- 618 Okunma
- 1 Yorum
- 0 Beğeni
Gece ve Ümit
Soğuk geçen gece, nöbetini güneşli bir bahar sabahına devretmesine epeyce vakit var. Bir evin bahçesin de gözünü uyku tutmamış Alman kurdu arada sırada havlamasa, ateşlenen Maria’nın takatsizlikten cılızlaşan ağlaması olmasa, karanlığın büründüğü hüzünlü halinden çıt çıkacağa benzemiyor. Muntazam dizilmiş ikişer katlı evlerden oluşan mahalle çevrede tanınan bilinen bir mevkide. Kolay kolay da mahalleden ayrılan olmayınca artık bir aile ilişkilerine dönüşmüş birliktelikleri. Günün sabahında birçoğu okul müsameresinde birbirlerinin çocuklarının teatral oyunlarını takdirle seyretmiş, gösteri sonrası bir fincan kahve içerek evlerine dağılmışlardı. Bu gösteriler aynı zamanda yaklaşan Frühkirmes dedikleri bahar şenliklerinin de bir provasıydı.

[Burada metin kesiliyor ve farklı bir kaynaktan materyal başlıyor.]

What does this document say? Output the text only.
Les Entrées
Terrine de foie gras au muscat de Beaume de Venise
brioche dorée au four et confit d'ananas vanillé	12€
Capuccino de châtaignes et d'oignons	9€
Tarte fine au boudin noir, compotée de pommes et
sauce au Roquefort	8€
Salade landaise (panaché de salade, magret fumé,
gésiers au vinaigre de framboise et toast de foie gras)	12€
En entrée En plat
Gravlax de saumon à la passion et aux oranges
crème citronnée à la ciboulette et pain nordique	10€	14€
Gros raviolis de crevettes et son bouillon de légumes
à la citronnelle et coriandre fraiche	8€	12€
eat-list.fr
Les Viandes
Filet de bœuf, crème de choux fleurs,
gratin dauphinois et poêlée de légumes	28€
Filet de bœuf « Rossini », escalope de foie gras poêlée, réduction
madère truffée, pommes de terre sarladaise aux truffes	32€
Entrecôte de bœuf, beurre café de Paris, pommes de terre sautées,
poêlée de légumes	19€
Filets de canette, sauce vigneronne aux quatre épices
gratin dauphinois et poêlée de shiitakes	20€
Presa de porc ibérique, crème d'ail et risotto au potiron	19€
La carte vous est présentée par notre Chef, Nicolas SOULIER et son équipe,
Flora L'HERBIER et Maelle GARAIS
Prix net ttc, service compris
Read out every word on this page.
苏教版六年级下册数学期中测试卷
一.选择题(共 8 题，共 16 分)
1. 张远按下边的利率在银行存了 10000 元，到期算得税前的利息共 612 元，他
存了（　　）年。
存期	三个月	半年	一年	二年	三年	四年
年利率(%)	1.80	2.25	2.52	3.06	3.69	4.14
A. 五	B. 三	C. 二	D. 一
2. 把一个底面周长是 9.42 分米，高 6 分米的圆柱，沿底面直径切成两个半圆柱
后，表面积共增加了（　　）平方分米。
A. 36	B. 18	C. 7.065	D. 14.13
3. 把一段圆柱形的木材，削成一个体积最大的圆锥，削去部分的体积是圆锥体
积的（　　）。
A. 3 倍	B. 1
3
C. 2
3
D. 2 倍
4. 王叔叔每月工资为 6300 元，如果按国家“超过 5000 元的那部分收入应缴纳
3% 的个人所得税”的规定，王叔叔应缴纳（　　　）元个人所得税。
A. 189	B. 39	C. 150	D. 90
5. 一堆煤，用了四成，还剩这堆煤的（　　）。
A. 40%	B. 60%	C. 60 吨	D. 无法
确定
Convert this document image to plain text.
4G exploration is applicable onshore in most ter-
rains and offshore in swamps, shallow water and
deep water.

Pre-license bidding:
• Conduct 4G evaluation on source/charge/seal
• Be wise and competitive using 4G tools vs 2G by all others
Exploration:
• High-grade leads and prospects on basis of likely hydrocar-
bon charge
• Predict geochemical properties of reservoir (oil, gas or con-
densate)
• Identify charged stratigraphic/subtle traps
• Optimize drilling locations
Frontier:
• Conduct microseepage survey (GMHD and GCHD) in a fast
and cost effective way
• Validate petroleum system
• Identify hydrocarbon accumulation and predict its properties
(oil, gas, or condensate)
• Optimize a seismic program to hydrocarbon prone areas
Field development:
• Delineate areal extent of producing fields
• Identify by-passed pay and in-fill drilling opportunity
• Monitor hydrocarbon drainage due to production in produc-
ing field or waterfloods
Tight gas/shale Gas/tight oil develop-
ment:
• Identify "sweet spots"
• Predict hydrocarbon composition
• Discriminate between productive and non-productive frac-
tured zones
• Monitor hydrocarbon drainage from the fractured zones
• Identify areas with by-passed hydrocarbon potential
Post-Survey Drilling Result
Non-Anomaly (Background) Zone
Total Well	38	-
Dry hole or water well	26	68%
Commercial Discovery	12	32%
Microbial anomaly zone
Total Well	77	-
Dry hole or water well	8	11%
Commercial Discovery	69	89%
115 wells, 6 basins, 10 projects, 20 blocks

Aralıksız çalan siren sesi ile uykuya geçmiş gece ve içinde ki tüm mahalleli de telaşlı bir uyanış başladı. Yatağından, olduğu haliyle fırlayan sokakta buluyordu kendisini. Kadınların bir kısmı ağlamaklı bir kısmı çocuklarına güç vermek adına metanetini koruma gayretinde. Erkekler ise bambaşka duygu gezginliğinde. Mavi, yeşil, kahverengi gözlerin hepsi bir anda siyaha döndü sanki. Ormanlık alanın yakınında kurulmuş mahallenin oksijeni sanki görünmeyen bir el tarafından çekilip alındı, cümlesi nefes darlığında titremekte, çırpınmakta.
Bu iç acıtan siren ne yangının habercisi, ne de savaşın. Bu sirenler ölüm var diye haykırmakta. Mahalleli koşuyor, kasaba koşuyor. Tüm tali yollardan insanlar akın akın tek yolda birleşip çoğalarak aynı istikamette yaşam umuduyla nefeslenmeye koşuyorlar. Kimse kimseye ;
- Ne olmuş, neden siren çalıyor ? , diye sormuyor.
Yetimliğin kapısına koşan çocuklar, yetim annesi olma ihtimalinde korku ile kalpleri acıyan kadınlar, eşler.
Yavrusunu kara olan bir yerden alıp tekrar aynı yere göndermekten ciğerine ateş düşen anne babalar habire koşuyorlar.
Bu siren kendi lisanınca diyor ki onlara;
GRİZU PATLAMASI VAR !
Bu küçük madenci kasabasında nefesler tutulmuş, ümit ve duaya sarılmış
göçük altında ki sevdiklerine kavuşmaya koşuyorlar.
Kara gece, kara elmas, kara yazgı, beyaza döner mi bilinmez.